Sie liefen zurück zum Beichtstuhl. Die Blutspur, die aus der Beichtnische auf den Steinboden lief, verlief gewellt wie eine Schlange. Monti kniete nieder. Die Linie auf dem Boden war höchstens dreißig Zentimeter lang.
»Der Kampf fand im Beichtstuhl statt«, sagte Monti zu Hafner. Daran bestand kein Zweifel. Wenn der Täter das Opfer in den Beichtstuhl gezogen hätte, wäre die Blutspur dicker und länger gewesen.
Das Opfer musste sich im Inneren des Beichtstuhls nicht lange gewehrt haben, als der Täter es von hinten oder von der Seite überrascht und zugestochen hatte. Denn an den Wänden konnten die beiden Ermittler wenig Blut und nur ein paar Spritzer und Flecke ausmachen. In der mittleren Kabine, wo der Pfarrer normalerweise saß, gab es keine Spuren, die auf einen Kampf hinwiesen. Die rechte Kabine war ebenfalls makellos.
Weshalb war Benz nach Mitternacht zum Beichtstuhl gegangen? So spät in der Nacht wollte doch selbst der gläubigste Katholik nicht beichten. Und weshalb wusste der Mörder, dass das Opfer sich in der Kapelle aufhielt? Hatte er ihm aufgelauert? Oder gingen sie gemeinsam zum Tatort?
Montis Hirn tat, was es immer tat, wenn es an einen Tatort gelangte. Es begann zu spekulieren, stellte Hypothesen auf, bevor er die Fakten auf dem Tisch hatte. Er rekonstruierte den Tatablauf. Erstens, der Mörder hatte seine Tat in diesem Gehäuse verübt. Zweitens, der Leichenfundort entsprach dem Tatort. Drittens, der Täter verzichtete darauf, die Leiche an einen anderen Ort zu schleppen oder gar zu verstecken, was die Aufgaben der Ermittler erleichterte.
Er malte sich zwei Szenarien aus, was sich vor der Tat abgespielt hatte.
Szenario eins: Benz hatte sich mit dem Täter in der Kapelle verabredet. Das Weshalb blieb abzuklären.
Szenario zwei: Benz ging tatsächlich zur Beichte: allein, eine Angewohnheit, ein Ritual. Und das war dem Mörder bekannt, und er hatte dem Benz aufgelauert, folgte ihm zum Beichtstuhl, überraschte ihn und metzelte ihn dort nieder.
Das zweite Szenario hielt er für weniger wahrscheinlich. In der Kapelle hallte es. Benz hätte die Schritte seines Vollstreckers hören müssen und wäre gewarnt gewesen. Sicherlich hätte er sich zum Beichtstuhl rausgelehnt und geschaut, wer um diese Zeit noch die Kapelle betrat.
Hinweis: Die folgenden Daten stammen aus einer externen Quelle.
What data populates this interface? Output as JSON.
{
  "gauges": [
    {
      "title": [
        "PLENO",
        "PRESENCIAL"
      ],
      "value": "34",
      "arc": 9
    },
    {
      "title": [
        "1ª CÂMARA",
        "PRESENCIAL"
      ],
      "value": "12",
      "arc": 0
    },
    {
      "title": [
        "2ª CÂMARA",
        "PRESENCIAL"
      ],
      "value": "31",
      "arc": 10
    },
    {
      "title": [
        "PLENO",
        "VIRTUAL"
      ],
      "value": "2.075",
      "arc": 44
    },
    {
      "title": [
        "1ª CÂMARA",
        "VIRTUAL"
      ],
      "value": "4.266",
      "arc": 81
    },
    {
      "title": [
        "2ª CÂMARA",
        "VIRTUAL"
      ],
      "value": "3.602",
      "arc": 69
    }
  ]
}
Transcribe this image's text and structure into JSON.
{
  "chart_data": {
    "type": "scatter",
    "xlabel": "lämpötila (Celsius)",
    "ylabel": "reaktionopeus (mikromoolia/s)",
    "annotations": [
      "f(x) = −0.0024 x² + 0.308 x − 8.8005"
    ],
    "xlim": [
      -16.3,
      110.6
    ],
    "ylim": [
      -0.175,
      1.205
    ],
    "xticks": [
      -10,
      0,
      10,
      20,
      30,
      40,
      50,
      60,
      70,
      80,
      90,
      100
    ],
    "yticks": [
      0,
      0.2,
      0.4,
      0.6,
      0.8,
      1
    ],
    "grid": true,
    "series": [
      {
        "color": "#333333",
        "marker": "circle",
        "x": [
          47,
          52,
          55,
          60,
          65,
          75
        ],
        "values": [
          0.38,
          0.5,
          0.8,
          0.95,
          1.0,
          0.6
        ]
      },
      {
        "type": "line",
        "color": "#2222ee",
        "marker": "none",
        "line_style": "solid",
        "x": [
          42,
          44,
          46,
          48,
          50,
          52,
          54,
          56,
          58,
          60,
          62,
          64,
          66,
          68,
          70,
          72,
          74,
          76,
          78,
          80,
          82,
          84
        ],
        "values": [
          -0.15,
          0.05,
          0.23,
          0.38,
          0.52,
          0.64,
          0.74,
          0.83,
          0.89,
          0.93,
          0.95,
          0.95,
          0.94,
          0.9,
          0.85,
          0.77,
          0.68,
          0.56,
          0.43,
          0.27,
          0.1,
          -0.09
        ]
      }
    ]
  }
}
Ein Schrei riss Monti aus seinen Gedankengängen. Das Echo im Gotteshaus schien die Lautstärke zu erhöhen.
Er drehte sich um.
»Kommen Sie!« Waldvogel winkte ihnen wie wild zu. »Ich habe etwas gefunden.«
Hafner und Monti rannten die Treppe hinauf am Altar vorbei zum Pfarrer, der vor dem Taufbecken stand. Dort, wo sonst Babys schreiend ins Wasser getaucht wurden, lag keine Flüssigkeit, sondern ein Gegenstand, der nicht dorthin gehörte: ein Kruzifix.
»Sehen Sie sich das an«, sagte Waldvogel und zeigte auf die Blutspuren, die das Kreuz aufwies und die dessen Goldlegierung überdeckten. »Die Tatwaffe.«
Das könnte hinkommen, dachte Monti, denn die eingetrocknete Farbe des Bluts auf dem Kruzifix passte schon einmal zu derjenigen auf der Leiche. Er streifte sich Handschuhe über und nahm das Kreuz in die Hand. Es war schwerer, als er gedacht hatte. Womöglich handelte es sich nicht um eine Legierung, sondern es war aus echtem Gold.
Waldvogel wandte sich von ihnen ab und lief in Richtung Altar, als ob er dem Anblick entfliehen wollte.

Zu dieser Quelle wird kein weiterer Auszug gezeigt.